Dem Interesse der Beklagten an einer sofortigen Beendigung des Arbeitsverhältnisses steht, wie das Arbeitsgericht zutreffend ausgeführt, das Interesse des Klägers an der Fortsetzung des Arbeitsverhältnisses bis zum geplanten Ende gegenüber. Dieses kann aber nicht gegenüber dem der Beklagten überwiegen. Die Schwerbehinderung und damit die Möglichkeit, bereits mit 63 Jahren als Schwerbehinderter Altersrente zu beantragen, ist zwar entfallen. Dies kann aber nicht der Beklagten angelastet werden. Es handelt sich hierbei um einen nachträglich eingetretenen Sachverhalt, der im Zeitpunkt des Ausspruchs der Kündigung nicht vorhersehbar war. Zudem hätte auch der Kläger bei seiner Handlung die rechtlichen Konsequenzen bedenken müssen.
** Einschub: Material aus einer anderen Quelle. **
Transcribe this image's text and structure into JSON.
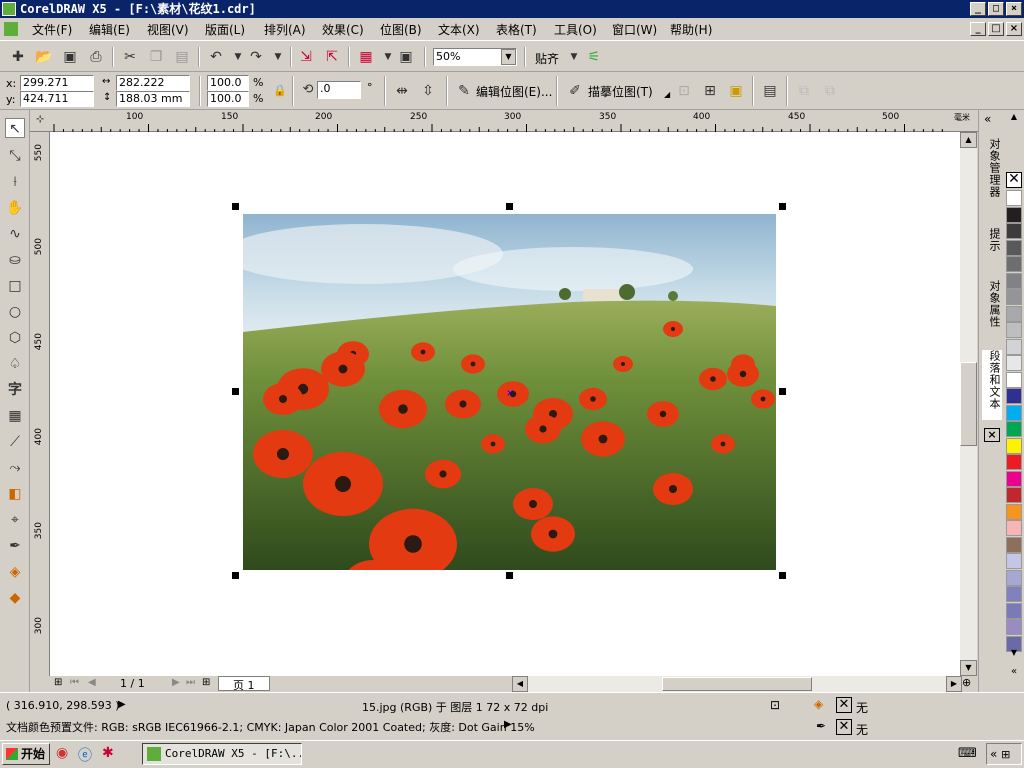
{
  "window": {
    "title": "CorelDRAW X5 - [F:\\素材\\花纹1.cdr]"
  },
  "menu": [
    "文件(F)",
    "编辑(E)",
    "视图(V)",
    "版面(L)",
    "排列(A)",
    "效果(C)",
    "位图(B)",
    "文本(X)",
    "表格(T)",
    "工具(O)",
    "窗口(W)",
    "帮助(H)"
  ],
  "toolbar": {
    "zoom": "50%",
    "snap_label": "贴齐"
  },
  "props": {
    "x_label": "x:",
    "x": "299.271 mm",
    "y_label": "y:",
    "y": "424.711 mm",
    "w": "282.222 mm",
    "h": "188.03 mm",
    "scale_w": "100.0",
    "scale_h": "100.0",
    "pct": "%",
    "angle": ".0",
    "deg": "°",
    "edit_bitmap": "编辑位图(E)...",
    "trace_bitmap": "描摹位图(T)"
  },
  "ruler": {
    "top": [
      "100",
      "150",
      "200",
      "250",
      "300",
      "350",
      "400",
      "450",
      "500"
    ],
    "unit": "毫米",
    "left": [
      "550",
      "500",
      "450",
      "400",
      "350",
      "300"
    ]
  },
  "pages": {
    "counter": "1 / 1",
    "tab": "页 1"
  },
  "status": {
    "coords": "( 316.910, 298.593 )",
    "object_info": "15.jpg (RGB) 于 图层 1 72 x 72 dpi",
    "color_profile": "文档颜色预置文件: RGB: sRGB IEC61966-2.1; CMYK: Japan Color 2001 Coated; 灰度: Dot Gain 15%",
    "fill": "无",
    "outline": "无"
  },
  "dockers": [
    "对象管理器",
    "提示",
    "对象属性",
    "段落和文本"
  ],
  "palette": [
    "#ffffff",
    "#231f20",
    "#3d3b3c",
    "#58595b",
    "#6d6e70",
    "#808285",
    "#939598",
    "#a7a9ac",
    "#bcbec0",
    "#d1d3d4",
    "#e6e7e8",
    "#ffffff",
    "#2e3192",
    "#00aeef",
    "#00a651",
    "#fff200",
    "#ed1c24",
    "#ec008c",
    "#c1272d",
    "#f7941d",
    "#f9b4b8",
    "#8c6f5c",
    "#c5c5e6",
    "#a7a7d6",
    "#8181c0",
    "#7a7ab8",
    "#9b8bc4",
    "#6a6aa8"
  ],
  "taskbar": {
    "start": "开始",
    "task": "CorelDRAW X5 - [F:\\..."
  }
}
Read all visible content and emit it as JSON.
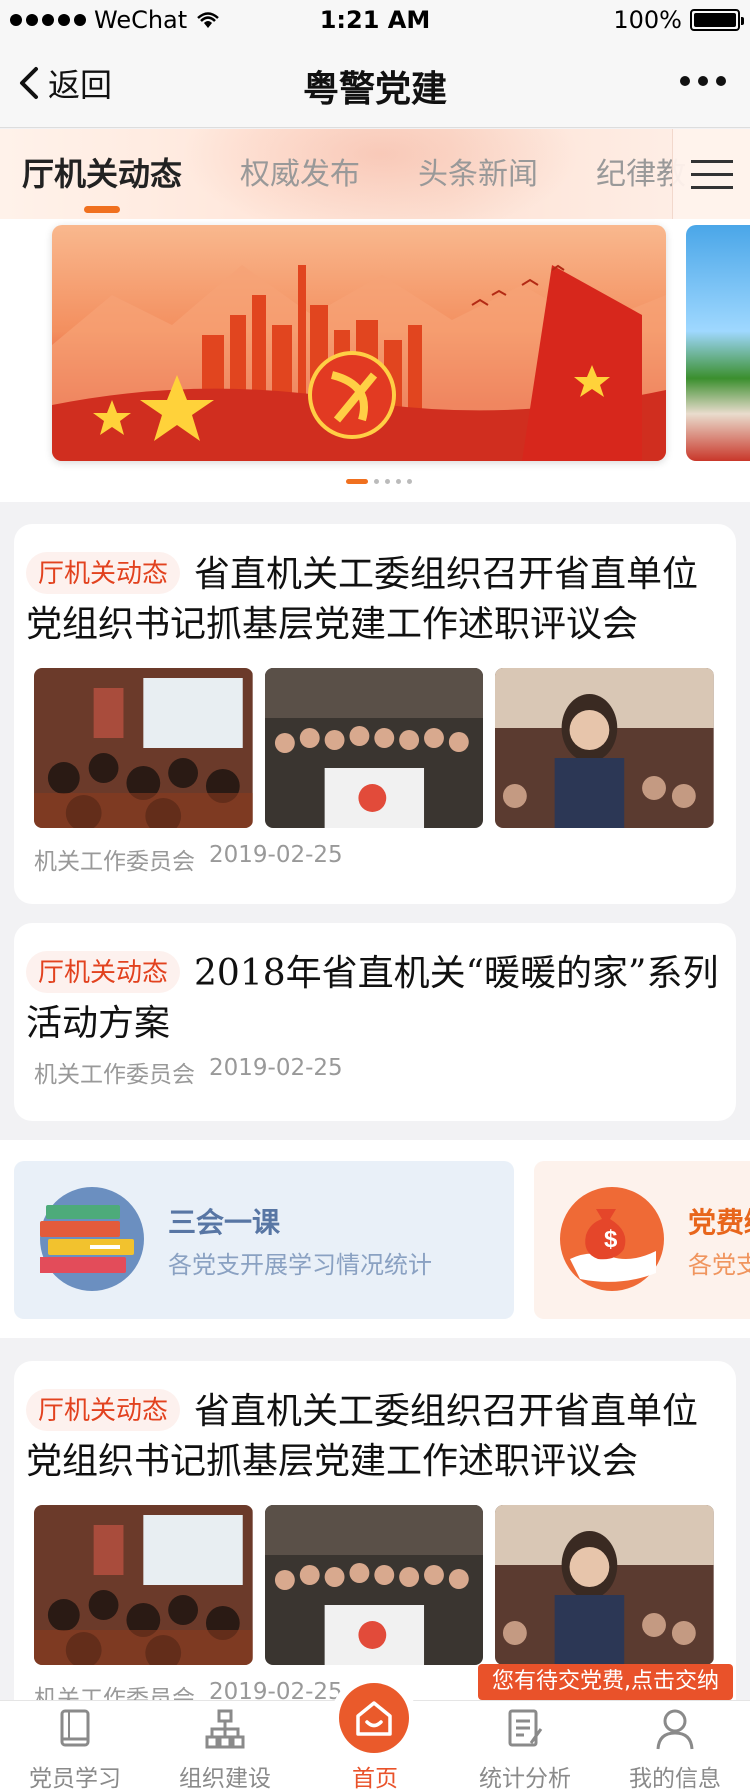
{
  "status_bar": {
    "carrier": "WeChat",
    "time": "1:21 AM",
    "battery": "100%"
  },
  "nav": {
    "back_label": "返回",
    "title": "粤警党建"
  },
  "tabs": [
    {
      "label": "厅机关动态",
      "active": true
    },
    {
      "label": "权威发布",
      "active": false
    },
    {
      "label": "头条新闻",
      "active": false
    },
    {
      "label": "纪律教",
      "active": false
    }
  ],
  "banner": {
    "slide_count": 5,
    "active_index": 0
  },
  "articles": [
    {
      "tag": "厅机关动态",
      "title": "省直机关工委组织召开省直单位党组织书记抓基层党建工作述职评议会",
      "source": "机关工作委员会",
      "date": "2019-02-25",
      "images": 3
    },
    {
      "tag": "厅机关动态",
      "title": "2018年省直机关“暖暖的家”系列活动方案",
      "source": "机关工作委员会",
      "date": "2019-02-25",
      "images": 0
    },
    {
      "tag": "厅机关动态",
      "title": "省直机关工委组织召开省直单位党组织书记抓基层党建工作述职评议会",
      "source": "机关工作委员会",
      "date": "2019-02-25",
      "images": 3
    }
  ],
  "features": [
    {
      "title": "三会一课",
      "subtitle": "各党支开展学习情况统计"
    },
    {
      "title": "党费缴",
      "subtitle": "各党支"
    }
  ],
  "toast": "您有待交党费,点击交纳",
  "tabbar": [
    {
      "label": "党员学习",
      "icon": "book-icon"
    },
    {
      "label": "组织建设",
      "icon": "org-chart-icon"
    },
    {
      "label": "首页",
      "icon": "home-icon",
      "active": true
    },
    {
      "label": "统计分析",
      "icon": "report-icon"
    },
    {
      "label": "我的信息",
      "icon": "user-icon"
    }
  ],
  "colors": {
    "accent": "#e9522a",
    "tab_underline": "#f0701f",
    "tag_text": "#e2421f"
  }
}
Entgegen der Auffassung des Klägers ist die Kündigung nicht unwirksam, weil der Betriebsrat nicht ordnungsgemäß angehört worden wäre, § 102 BetrVG. Die Beklagte hat, wie sich aus den von ihr vorgelegten Unterlagen ergibt, den Sachverhalt umfassend und vollständig mitgeteilt. Sie hat alles das vorgelegt, was ihr selbst aus der Besprechung des Klägers mit dem Zeugen M. und dem stellvertretenden Marktleiter B. bekannt war. Die ausführliche Vernehmung des Zeugen M. hat auch nicht ergeben, dass die Beklagte weitere Informationen, nämlich das Anfahren mit einem Einkaufswagen, verschwiegen hätte. Dieser Sachverhalt hätte von der Beklagten, wäre er ihr bekannt gewesen, dem Betriebsrat schon deshalb mitgeteilt werden müssen, weil es sich hierbei um einen entlasteten Gesichtspunkt handeln kann. Die Vernehmung des Zeugen M. hat aber weder ergeben, dass der Kläger von dem Einkaufswagen angefahren worden ist, noch dass der Kläger diesen Sachverhalt gegenüber dem Zeugen angegeben hat. Vielmehr war der Laden im Beobachtungszeitraum sehr leer. Nach Angaben des Zeugen M. befanden sich keine Kunden hinter dem Kläger, sondern lediglich vor ihm. Von einer langen Schlange vor der Kasse kann daher nicht die Rede sein.

Die Klage ist daher unbegründet, weshalb die Berufung mit der Kostenfolge aus § 97 ZPO zurückzuweisen ist.

Gründe für die Zulassung der Revision sind nicht ersichtlich.